Semiconductor Quantum Rings May be Advantageous in Quantum Information Storage
(Phys.org) Researchers at the Center for Nanoscale Materials (CNM), a U.S. Department of Energy (DOE) Office of Science User Facility located at DOE’s Argonne National Laboratory, have discovered the cause behind a key quantum property of donut-like nanoparticles called “semiconductor quantum rings.” This property may find application in quantum information storage, communication, and computing in future technologies.

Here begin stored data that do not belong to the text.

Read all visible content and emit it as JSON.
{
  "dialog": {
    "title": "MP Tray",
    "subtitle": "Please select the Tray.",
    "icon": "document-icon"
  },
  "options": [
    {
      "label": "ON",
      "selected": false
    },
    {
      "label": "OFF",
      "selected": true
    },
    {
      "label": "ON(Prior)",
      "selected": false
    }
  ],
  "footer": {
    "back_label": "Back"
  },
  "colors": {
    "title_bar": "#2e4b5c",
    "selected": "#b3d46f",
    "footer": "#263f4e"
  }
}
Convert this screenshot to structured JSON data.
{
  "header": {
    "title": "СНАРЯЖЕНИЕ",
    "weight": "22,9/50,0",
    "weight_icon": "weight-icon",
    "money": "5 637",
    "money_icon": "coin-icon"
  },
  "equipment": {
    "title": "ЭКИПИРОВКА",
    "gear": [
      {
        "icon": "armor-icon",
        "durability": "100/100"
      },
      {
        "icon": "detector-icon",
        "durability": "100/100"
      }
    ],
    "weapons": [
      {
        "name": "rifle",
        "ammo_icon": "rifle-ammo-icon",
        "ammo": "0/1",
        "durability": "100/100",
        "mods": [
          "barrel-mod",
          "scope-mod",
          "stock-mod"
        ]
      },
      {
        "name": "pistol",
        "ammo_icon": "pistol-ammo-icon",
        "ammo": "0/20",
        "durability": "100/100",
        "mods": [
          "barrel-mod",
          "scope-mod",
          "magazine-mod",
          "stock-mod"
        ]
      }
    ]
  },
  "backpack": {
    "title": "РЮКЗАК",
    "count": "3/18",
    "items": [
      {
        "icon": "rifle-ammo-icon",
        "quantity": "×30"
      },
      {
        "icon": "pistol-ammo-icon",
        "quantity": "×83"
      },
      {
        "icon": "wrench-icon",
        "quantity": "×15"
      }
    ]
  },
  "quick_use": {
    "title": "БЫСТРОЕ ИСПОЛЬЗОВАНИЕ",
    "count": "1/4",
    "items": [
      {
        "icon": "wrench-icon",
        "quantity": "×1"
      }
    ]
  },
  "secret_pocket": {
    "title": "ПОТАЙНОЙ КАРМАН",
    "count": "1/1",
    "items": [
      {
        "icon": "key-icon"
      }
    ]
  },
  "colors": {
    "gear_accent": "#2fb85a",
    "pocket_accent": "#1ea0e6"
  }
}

The team assembled circular rings made out of cadmium selenide, a semiconductor that lends itself to growing donut-shaped nanoparticles. The advantage of semiconductors is that when researchers excite them with a laser, they emit photons.
The team observed this effect when breaking the perfect rotational symmetry of the donut shape, causing them to be slightly elongated. “By this symmetry breaking,” says Ma, “we can change the direction of light emission. We can thus control how photons come out of the donut and achieve coherent directional control.”
“If we can gain even greater control over the fabrication process, we could make nanoparticles with different shapes such as a clover with multiple holes or a rectangle with a hole in the center,” noted Matthew Otten, a Maria Goeppert Mayer Fellow at Argonne’s CNM. “Then, we might be able to encode more types of quantum information or more information into the nanoparticles.”